But the compiler doesn’t know that. All it sees is that there is data to iterate.
Note the call overhead is more than just one instruction. I was showing pseudo code back there. An actual call involves multiple push & pop instructions and other similar overhead that disappears when the code gets inlined.
__forceinline saves the day
Adding a __forceinline to both writeAnimationTransform3x4 and the operator fixed the problem. The compiler uses its cost/benefit analysis on the rest of inlined functions:
//This is the "no animation" technique struct SendAllAnimatedTransformsToTexture { float * mDest; //Pointer to VTF texture SendAllAnimatedTransformsToTexture( float * dstPtr ) : mDest( dstPtr ) {} __forceinline void operator () ( const MovableObject *mo ) { //Write transform matrix movableObject->writeAnimationTransform3x4( mDest ); //This function also had to be declared with __forceinline mDest += 12; } };
Just to clarify what’s wrong with the compiler analysis: The compiler is right that the generated code is too long to be inlined an is better treated as call. However the compiler misses in which parts it chooses to inline and which not. It’s choosing to inline sections of code that would get rarely called, and prefer to use calls in areas that are going to be iterated very frequently. We’re just aiding the compiler, not overruling its decisions.
Even the biggest CPUs out there in the consumer market have 32 cores (including hyperthreading). 32 calls per frame is completely acceptable (assuming we would have 1 threads per core or hyperthread). However we could easily have 6000 objects or more. 6000 calls is not ok.
I also have yet to analyze what happens with our other two major compiler, GCC & Clang.
I’m guessing you’ll have a similar issue in gcc (though without your exact code, it is difficult to know!), in which case I’ve found __attribute__((always_inline)) to be the useful equivalent of Microsoft’s __forceinline
You probably already knew this, but I’m watching this project with interest.

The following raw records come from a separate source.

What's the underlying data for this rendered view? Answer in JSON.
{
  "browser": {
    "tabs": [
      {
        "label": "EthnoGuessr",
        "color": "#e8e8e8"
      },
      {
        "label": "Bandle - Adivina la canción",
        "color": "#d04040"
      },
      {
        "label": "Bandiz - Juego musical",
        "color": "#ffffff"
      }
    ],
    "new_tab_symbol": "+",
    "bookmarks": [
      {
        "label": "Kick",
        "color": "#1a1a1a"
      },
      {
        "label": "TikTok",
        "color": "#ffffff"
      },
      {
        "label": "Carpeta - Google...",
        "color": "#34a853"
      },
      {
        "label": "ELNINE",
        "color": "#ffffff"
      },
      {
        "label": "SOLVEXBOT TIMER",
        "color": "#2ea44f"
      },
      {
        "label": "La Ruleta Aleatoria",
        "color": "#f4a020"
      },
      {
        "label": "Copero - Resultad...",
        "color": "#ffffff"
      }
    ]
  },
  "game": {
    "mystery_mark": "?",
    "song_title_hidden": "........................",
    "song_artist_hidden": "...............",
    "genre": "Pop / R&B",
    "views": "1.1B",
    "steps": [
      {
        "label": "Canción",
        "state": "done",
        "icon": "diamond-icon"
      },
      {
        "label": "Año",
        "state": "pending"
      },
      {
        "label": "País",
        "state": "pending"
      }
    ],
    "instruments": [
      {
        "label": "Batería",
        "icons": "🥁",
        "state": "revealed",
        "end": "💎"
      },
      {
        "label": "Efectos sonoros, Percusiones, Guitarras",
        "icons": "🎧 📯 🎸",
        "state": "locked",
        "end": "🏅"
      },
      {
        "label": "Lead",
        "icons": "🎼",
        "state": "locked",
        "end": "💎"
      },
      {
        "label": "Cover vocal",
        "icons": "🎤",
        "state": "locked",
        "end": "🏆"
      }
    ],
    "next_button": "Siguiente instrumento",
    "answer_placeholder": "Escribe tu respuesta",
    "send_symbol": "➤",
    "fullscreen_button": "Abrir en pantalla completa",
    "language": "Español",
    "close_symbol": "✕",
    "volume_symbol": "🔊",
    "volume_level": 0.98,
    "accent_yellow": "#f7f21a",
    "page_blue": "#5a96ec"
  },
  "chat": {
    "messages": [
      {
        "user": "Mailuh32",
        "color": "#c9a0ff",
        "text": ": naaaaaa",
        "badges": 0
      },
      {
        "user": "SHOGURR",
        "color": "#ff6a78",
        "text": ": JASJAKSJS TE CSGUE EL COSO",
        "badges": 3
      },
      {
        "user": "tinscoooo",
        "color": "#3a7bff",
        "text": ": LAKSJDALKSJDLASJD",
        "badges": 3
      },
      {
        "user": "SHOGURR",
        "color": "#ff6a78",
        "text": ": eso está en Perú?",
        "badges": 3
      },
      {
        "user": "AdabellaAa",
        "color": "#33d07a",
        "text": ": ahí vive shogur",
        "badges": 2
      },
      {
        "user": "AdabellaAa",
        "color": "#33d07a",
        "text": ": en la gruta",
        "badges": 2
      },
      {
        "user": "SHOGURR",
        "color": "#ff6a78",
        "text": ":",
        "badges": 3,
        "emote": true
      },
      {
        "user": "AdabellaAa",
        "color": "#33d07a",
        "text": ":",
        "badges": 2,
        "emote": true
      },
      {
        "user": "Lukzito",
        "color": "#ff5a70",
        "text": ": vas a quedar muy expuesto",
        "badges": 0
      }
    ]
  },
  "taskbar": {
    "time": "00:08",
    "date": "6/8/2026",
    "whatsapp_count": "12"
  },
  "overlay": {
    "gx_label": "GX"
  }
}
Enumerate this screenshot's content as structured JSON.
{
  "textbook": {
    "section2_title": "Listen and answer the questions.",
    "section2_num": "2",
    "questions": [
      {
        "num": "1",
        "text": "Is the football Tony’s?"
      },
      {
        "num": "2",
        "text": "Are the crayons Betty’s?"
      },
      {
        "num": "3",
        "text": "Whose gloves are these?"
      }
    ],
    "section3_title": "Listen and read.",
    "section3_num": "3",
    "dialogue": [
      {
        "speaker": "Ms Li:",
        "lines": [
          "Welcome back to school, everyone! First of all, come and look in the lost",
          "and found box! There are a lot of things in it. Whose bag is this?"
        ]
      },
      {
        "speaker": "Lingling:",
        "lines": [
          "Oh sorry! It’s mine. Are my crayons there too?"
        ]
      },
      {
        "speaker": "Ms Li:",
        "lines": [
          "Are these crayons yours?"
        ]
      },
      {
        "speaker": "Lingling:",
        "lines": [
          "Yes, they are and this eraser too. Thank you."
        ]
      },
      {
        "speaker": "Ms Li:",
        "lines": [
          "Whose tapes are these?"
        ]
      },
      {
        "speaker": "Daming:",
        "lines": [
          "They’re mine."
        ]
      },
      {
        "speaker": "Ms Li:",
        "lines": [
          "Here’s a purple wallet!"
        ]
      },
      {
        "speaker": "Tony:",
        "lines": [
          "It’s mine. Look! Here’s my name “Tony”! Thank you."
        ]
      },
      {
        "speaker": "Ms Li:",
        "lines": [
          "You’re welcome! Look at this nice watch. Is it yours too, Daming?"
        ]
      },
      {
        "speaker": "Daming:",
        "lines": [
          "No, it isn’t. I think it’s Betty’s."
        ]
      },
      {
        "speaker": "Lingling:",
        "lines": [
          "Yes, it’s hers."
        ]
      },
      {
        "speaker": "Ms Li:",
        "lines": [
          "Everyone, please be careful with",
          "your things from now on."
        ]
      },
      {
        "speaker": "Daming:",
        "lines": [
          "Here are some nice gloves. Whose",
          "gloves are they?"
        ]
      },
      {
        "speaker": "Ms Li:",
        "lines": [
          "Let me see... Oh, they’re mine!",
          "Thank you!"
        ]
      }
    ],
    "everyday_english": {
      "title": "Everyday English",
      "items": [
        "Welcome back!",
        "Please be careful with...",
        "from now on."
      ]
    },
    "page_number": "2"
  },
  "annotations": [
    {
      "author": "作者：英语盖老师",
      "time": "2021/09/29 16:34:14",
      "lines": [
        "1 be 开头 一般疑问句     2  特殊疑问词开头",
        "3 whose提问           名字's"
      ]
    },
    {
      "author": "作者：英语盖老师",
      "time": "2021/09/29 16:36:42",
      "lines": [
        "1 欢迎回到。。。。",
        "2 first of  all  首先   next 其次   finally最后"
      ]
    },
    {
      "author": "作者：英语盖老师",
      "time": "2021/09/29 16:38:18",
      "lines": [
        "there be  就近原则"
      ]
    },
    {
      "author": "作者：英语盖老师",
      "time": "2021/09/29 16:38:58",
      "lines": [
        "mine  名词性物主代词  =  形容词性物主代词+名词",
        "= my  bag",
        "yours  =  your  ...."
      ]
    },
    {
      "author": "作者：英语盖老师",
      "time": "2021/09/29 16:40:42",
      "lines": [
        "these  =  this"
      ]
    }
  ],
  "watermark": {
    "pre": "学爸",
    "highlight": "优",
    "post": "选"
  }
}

Glad S/W engineering is dragging itself out of the lengthy lull where we relied on Moore’s law to get us out of this kind of performance problem.
The code is already checked in bitbucket.org/dark_sylinc/ogre2-gsoc
You can already take a peek.
If it doesn’t compile, I forgot to commit a file (though I haven’t tested gcc in a while, there could be some minor compiling issue, i.e. case sensitive included header, non-strictly-standard-compliant c++ code, etc)